Я задаю себе вопрос: есть ли у человечества выход? Неужели на протяжении тысячелетий люди его не смогли ответить на вопрос: что есть причины войны? Где ж выход? Неужели вон там, за Аргунью, там, в широкой темной степи, имя которой Россия, — Ленин?
Но я не хочу отвечать на эти вопросы. Мне «уж все равно». Я — «сокол», о котором писал Максим Горький: «Безумству храбрых поем мы славу…»
…«Безумство храбрых» — вот смысл жизни сей. Пусть хоть кто–нибудь усомнится, что я «сокол», что я «безумство храбрых».
О нет! Я не обречен. Ибо «безумство храбрых — вот смысл жизни сей».
Моя жизнь, мой смелый кровавый рейд в страну большевиков — «вот смысл жизни сей».
Я — «сокол». «Безумству храбрых поем мы славу…»
Вернулся Артемий и доложил, что на противоположном берегу «все, я прямо скажу, спокойно». Я приказываю начать переправу. Люди тихо, гуськом, по два, спускаются к воде. Лошади, обнюхивая воду, тихо храпят, но теперь они послушны.
Артемий держит веревку лодки–оморочки в руках и тихо растолковывает своим помощникам, как надо укладывать шанцевый инструмент.
Потом умолкает и надолго задумывается, глядя в сторону России.
Шанцевый инструмент уложен. Кто–то из людей приносит на руках цинковый ящик. Идет он осторожно, боясь оступиться. Лодку придерживают — он садится и ставит ящик себе на колени: в этом ящике шестнадцать килограммов пироксилина.
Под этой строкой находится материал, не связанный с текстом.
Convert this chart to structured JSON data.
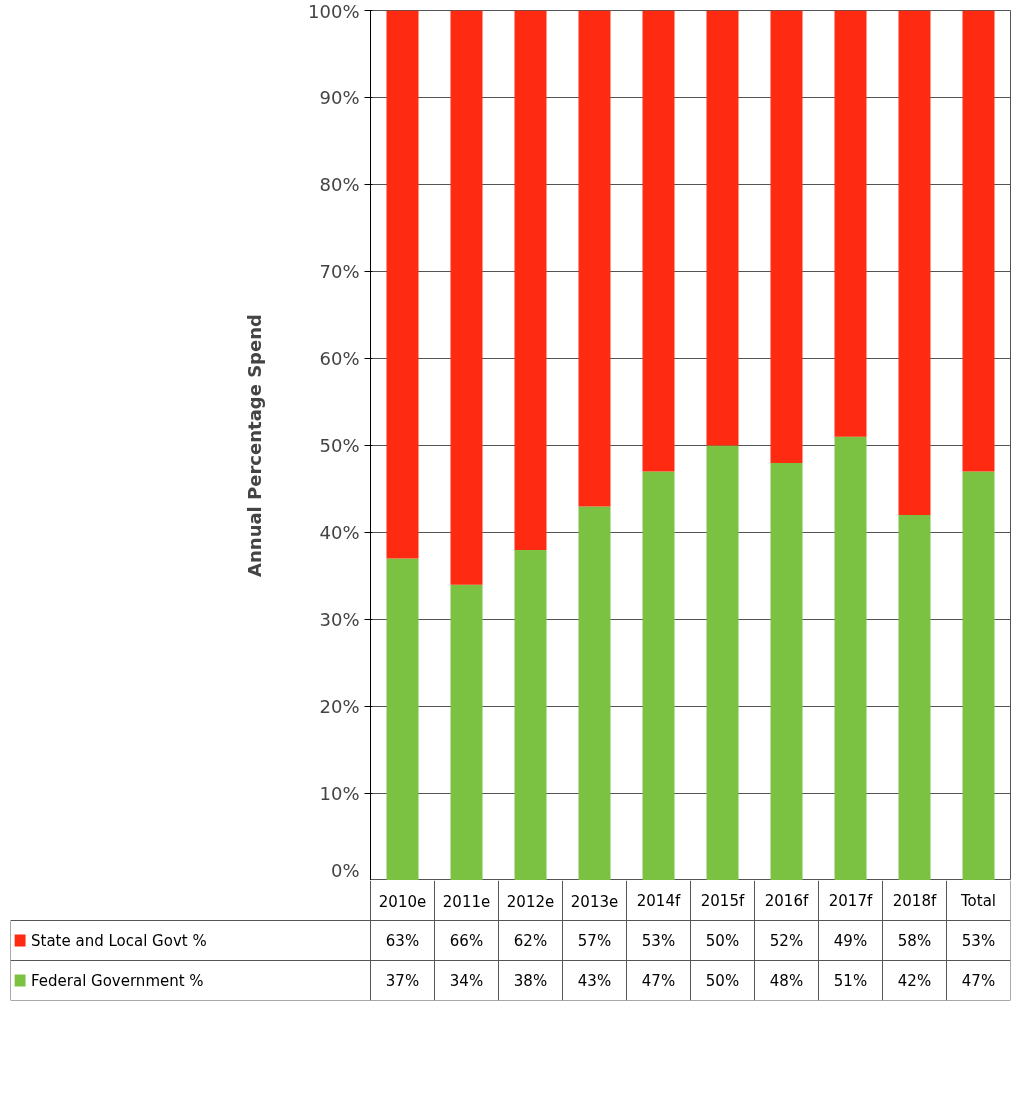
{
  "chart_data": {
    "type": "bar",
    "stacked": true,
    "ylabel": "Annual Percentage Spend",
    "categories": [
      "2010e",
      "2011e",
      "2012e",
      "2013e",
      "2014f",
      "2015f",
      "2016f",
      "2017f",
      "2018f",
      "Total"
    ],
    "series": [
      {
        "name": "Federal Government %",
        "color": "#7cc242",
        "values": [
          37,
          34,
          38,
          43,
          47,
          50,
          48,
          51,
          42,
          47
        ],
        "value_labels": [
          "37%",
          "34%",
          "38%",
          "43%",
          "47%",
          "50%",
          "48%",
          "51%",
          "42%",
          "47%"
        ]
      },
      {
        "name": "State and Local Govt %",
        "color": "#fe2a12",
        "values": [
          63,
          66,
          62,
          57,
          53,
          50,
          52,
          49,
          58,
          53
        ],
        "value_labels": [
          "63%",
          "66%",
          "62%",
          "57%",
          "53%",
          "50%",
          "52%",
          "49%",
          "58%",
          "53%"
        ]
      }
    ],
    "ylim": [
      0,
      100
    ],
    "yticks": [
      {
        "value": 0,
        "label": "0%"
      },
      {
        "value": 10,
        "label": "10%"
      },
      {
        "value": 20,
        "label": "20%"
      },
      {
        "value": 30,
        "label": "30%"
      },
      {
        "value": 40,
        "label": "40%"
      },
      {
        "value": 50,
        "label": "50%"
      },
      {
        "value": 60,
        "label": "60%"
      },
      {
        "value": 70,
        "label": "70%"
      },
      {
        "value": 80,
        "label": "80%"
      },
      {
        "value": 90,
        "label": "90%"
      },
      {
        "value": 100,
        "label": "100%"
      }
    ],
    "grid": "y",
    "legend": "bottom left"
  }
}
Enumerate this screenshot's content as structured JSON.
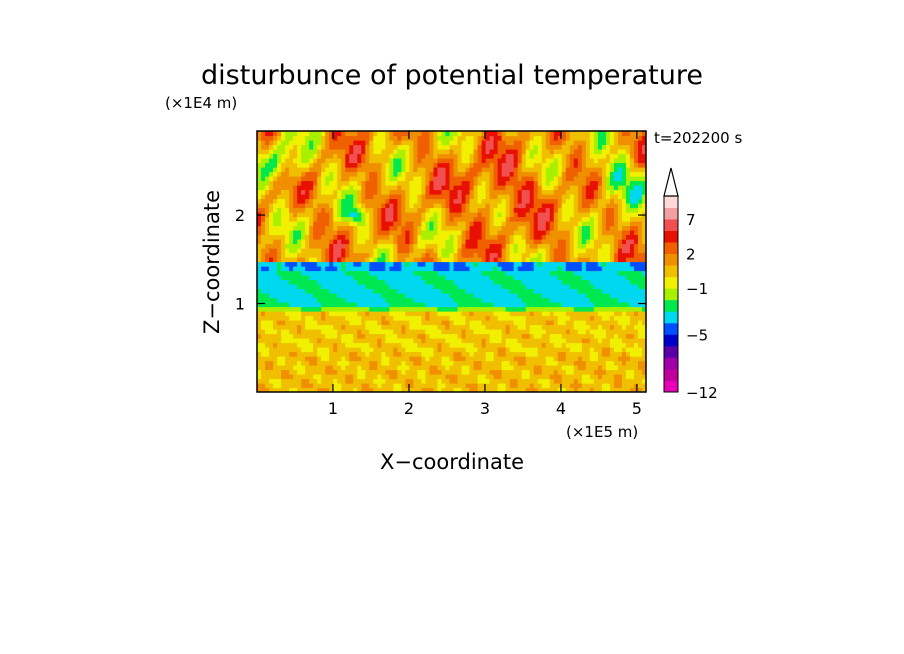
{
  "chart_data": {
    "type": "heatmap",
    "title": "disturbunce of potential temperature",
    "xlabel": "X−coordinate",
    "ylabel": "Z−coordinate",
    "x_scale_label": "(×1E5 m)",
    "y_scale_label": "(×1E4 m)",
    "time_label": "t=202200 s",
    "xlim": [
      0,
      5.12
    ],
    "ylim": [
      0,
      2.95
    ],
    "x_ticks": [
      1,
      2,
      3,
      4,
      5
    ],
    "y_ticks": [
      1,
      2
    ],
    "x_tick_labels": [
      "1",
      "2",
      "3",
      "4",
      "5"
    ],
    "y_tick_labels": [
      "1",
      "2"
    ],
    "colorbar": {
      "colors": [
        "#e800b8",
        "#c0009c",
        "#a000a8",
        "#5a00a8",
        "#0000c8",
        "#0050ff",
        "#00d8f0",
        "#00e850",
        "#a8f000",
        "#f0f000",
        "#f0c000",
        "#f09000",
        "#f06000",
        "#e81000",
        "#f05050",
        "#f0a0a0",
        "#ffd8d8"
      ],
      "tick_labels": [
        "−12",
        "−5",
        "−1",
        "2",
        "7"
      ],
      "tick_levels": [
        0,
        5,
        9,
        12,
        15
      ],
      "extend": "max"
    }
  }
}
Артемий, глядя на этого парня, тихо говорит мне тоном оправдывающегося:
— Трудна ей смертушка досталась. Я прямо скажу, на диво туго с жизнью прощалась. Ой–ой как не хотелось расставаться ей. Ведь, почитай, до самой кончины в памяти находилась, упокойница.
Это он про жену, про Маринку. Я делаю вид, что не слышу, но он безотвязен:
— Все тебя, как есть вас, кликала. Прямо скажу, повидать хотелось ей вас перед смертушкой. Ок–ка меня она молила тебя, то есть вас, позвать…
Он хочет сказать что–то еще, но веревка выскальзывает у него из рук, лодку относит течением. На мгновение я вижу, как человек, держащий ящик с динамитом, встает в лодке, но тут же и он и лодка исчезают в темноте.
Артемий с невероятной быстротой сбросил с себя сапоги и брюки и в одной гимнастерке и нижнем белье неслышно скользнул в ледяную воду.
Через две–три минуты он притянул лодку ко мне и, вздрагивая от холода, забормотал почему–то очень бодро и даже радостно:
— Кто сапоги, кто штаны намочит, а я, прямо скажу, с головкой окунулся. Окстился и сызнова в веру русскую перехожу. — И уж серьезно и даже сурово, но тихо промолвил: — Очийсти мя, боже, по велици милости твоея.